Do you understand that each of them, no more or less than us, is not
emotionally sterile, that each of them is not a tranquil corpse,  Do you know
all that much about each of those people from labels, from appearances, from
behaviors, from performance records, from  assessments; from gender, sexual
preference, ethnic background, skin color, religious affiliation?   One set of
answers is "You don't know how really diverse it is, so diverse it defies
label, stereotype, and generalization."  How much of it is invented?  How much
of it is looking with eyes, mind, and heart closed?
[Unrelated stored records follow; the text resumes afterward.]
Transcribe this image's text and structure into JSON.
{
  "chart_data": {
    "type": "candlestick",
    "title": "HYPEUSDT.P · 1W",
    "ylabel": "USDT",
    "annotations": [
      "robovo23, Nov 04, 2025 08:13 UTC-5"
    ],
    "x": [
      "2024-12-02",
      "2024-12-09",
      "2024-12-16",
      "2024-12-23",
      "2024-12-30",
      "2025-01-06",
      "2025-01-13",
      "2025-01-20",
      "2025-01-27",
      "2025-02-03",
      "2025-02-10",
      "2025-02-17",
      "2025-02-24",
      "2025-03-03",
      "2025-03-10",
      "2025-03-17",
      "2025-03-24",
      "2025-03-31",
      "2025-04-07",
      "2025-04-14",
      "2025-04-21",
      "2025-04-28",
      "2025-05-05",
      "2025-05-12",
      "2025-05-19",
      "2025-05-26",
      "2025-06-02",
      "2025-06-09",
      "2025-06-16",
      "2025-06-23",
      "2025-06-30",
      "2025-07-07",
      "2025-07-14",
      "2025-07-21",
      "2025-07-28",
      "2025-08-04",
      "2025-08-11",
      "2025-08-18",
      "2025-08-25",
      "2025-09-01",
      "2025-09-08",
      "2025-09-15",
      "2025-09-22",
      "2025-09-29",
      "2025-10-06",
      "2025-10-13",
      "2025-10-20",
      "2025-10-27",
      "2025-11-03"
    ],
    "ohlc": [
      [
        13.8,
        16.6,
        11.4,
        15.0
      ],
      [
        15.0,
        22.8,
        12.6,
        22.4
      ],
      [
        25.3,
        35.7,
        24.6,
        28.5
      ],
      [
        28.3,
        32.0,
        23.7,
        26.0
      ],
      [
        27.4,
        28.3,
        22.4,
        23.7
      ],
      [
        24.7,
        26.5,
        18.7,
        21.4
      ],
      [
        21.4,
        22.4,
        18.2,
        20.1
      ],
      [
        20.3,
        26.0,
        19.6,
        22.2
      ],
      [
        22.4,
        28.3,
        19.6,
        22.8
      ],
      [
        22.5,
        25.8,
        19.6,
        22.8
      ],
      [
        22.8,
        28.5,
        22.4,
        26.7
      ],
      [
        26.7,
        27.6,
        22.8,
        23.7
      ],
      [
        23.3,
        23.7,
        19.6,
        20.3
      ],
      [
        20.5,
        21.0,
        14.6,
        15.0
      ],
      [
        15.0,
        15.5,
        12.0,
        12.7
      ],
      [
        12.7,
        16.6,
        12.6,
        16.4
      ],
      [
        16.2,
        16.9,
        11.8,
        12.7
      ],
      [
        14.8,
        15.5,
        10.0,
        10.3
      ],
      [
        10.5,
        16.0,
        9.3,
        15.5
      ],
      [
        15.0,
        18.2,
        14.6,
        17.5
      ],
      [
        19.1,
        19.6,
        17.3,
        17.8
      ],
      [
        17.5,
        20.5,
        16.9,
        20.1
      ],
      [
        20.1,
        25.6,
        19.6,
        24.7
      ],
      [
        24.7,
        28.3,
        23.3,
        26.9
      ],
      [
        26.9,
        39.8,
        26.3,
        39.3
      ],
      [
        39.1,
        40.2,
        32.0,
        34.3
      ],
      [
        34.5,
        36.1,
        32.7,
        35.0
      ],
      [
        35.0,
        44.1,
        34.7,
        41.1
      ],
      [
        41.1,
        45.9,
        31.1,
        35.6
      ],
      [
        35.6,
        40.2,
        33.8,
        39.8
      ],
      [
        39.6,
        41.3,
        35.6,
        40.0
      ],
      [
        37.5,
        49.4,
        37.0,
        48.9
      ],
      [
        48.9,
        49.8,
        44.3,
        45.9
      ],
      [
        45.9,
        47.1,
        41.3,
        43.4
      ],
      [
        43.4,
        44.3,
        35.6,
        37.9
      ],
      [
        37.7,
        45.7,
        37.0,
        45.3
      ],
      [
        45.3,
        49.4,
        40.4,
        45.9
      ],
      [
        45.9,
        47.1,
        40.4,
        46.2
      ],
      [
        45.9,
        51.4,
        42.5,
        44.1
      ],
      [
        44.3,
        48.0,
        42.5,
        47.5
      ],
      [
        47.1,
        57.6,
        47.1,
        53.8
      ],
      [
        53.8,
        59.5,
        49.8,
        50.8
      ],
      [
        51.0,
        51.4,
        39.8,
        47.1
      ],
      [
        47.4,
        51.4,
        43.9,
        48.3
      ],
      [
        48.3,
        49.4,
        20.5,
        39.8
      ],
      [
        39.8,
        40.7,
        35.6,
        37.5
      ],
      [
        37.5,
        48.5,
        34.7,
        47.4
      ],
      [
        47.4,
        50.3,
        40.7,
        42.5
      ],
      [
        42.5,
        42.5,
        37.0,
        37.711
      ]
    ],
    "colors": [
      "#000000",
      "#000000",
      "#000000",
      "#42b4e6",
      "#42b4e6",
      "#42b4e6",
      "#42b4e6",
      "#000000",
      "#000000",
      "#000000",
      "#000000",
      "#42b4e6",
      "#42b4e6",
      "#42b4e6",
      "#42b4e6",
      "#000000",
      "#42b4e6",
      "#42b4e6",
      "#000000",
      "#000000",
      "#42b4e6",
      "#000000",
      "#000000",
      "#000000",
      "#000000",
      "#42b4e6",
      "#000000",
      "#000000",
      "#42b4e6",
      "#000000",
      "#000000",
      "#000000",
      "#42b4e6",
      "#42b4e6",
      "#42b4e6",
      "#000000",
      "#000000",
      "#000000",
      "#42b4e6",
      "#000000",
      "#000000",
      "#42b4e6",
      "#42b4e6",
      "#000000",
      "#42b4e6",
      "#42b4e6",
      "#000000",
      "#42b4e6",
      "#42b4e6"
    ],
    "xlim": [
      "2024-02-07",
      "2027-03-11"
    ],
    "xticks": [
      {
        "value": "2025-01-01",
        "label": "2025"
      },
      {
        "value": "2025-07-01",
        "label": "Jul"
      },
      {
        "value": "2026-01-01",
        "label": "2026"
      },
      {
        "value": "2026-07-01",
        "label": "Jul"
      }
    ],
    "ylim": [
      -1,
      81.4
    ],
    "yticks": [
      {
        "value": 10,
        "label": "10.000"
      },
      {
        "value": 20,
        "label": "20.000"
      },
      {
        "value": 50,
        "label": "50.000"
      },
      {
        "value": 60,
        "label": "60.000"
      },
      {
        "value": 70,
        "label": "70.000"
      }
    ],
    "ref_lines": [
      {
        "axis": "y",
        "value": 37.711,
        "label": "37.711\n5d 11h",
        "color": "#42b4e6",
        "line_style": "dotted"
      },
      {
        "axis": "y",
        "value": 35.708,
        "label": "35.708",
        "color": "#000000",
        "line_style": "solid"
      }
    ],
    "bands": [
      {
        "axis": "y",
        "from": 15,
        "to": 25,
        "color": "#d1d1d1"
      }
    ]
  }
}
        By what criteria, then, do we answer those questions?   How will we
wrestle with the conundrums between dealing with the many and seeing the
individual; between institutional governing and really gritty, eye-to-eye,
first hand, classroom grunt teaching; with ethical ambiguities and messy
compromises; with the complicated questions of economic realities and faculty
self-survival and serving each student?  It's important to understand the
problems and challenges are as complex as individual human beings themselves
because we're dealing with human beings we call students, faculty, and
administrators.   Nevertheless, we have to have our informed--informed--reasons
for believing and acting as we do.  With what knowledge of each student, as
well as of the latest research on learning, do we respond?  According to what
purpose do we select our replying words?  Be careful.  Your answer, as with all
but one of the master's disciples, is a window into an inborn attitude; it is a
mirror of what you believe about students, what perceptions with which you come
to the table, the extent of your unconditional dedication and commitment to
each student.

        Our focus should be not just on seeing possibilities, but creating
opportunity; and not just on creating opportunities, but on creating an
environment that leads at least the most malleable people on our campus--the
students--to seize opportunities.  Our focus should be on creating an
educating, humanizing, and humane institution.  The complicated realities
insure that there are no silver bullets, no magic wands, and that helping
people to help themselves is hard.  It's a sociological, psychological,
philosophical, and civics lesson wrapped up in one governing and educating
lesson.  It's a Rorschach test with different participants seeing what they
want to see.  Nevertheless, we still have to be careful.  Those answers
determine the extent to which we look or see and hear or listen or are mindless
or mindful to the truth about an individual student.

        So, I've got a radical idea.  Let's look that reality created by
labels, stereotypes, and generalizations right in the eye and deny it.  Like
the most learned of the disciples, let's go "label-blind" and
"stereotype-deaf."  Let's take and live my Teacher's Oath.  Let's just care,
give a damn, believe in, have faith in, be hopeful for, love, support,
encourage without any qualifying ifs, ands, or buts.  Let's open the flood
gates and believe each person is a sacred soul and has a unique potential; that
she or he is an important thread in the fabric of all that is and will be; and,
that you should teach "all in" with your whole being, using every ounce of your
creativity.  Let's start being the person who is there unconditionally to help
each person help themselves become the person each is capable of becoming.  If
you don't, you lose sight of the opportunities before you; you won't have the
will to seize opportunities; and you won't  want or be able to place yourself
in the right place at the right time with the right stuff.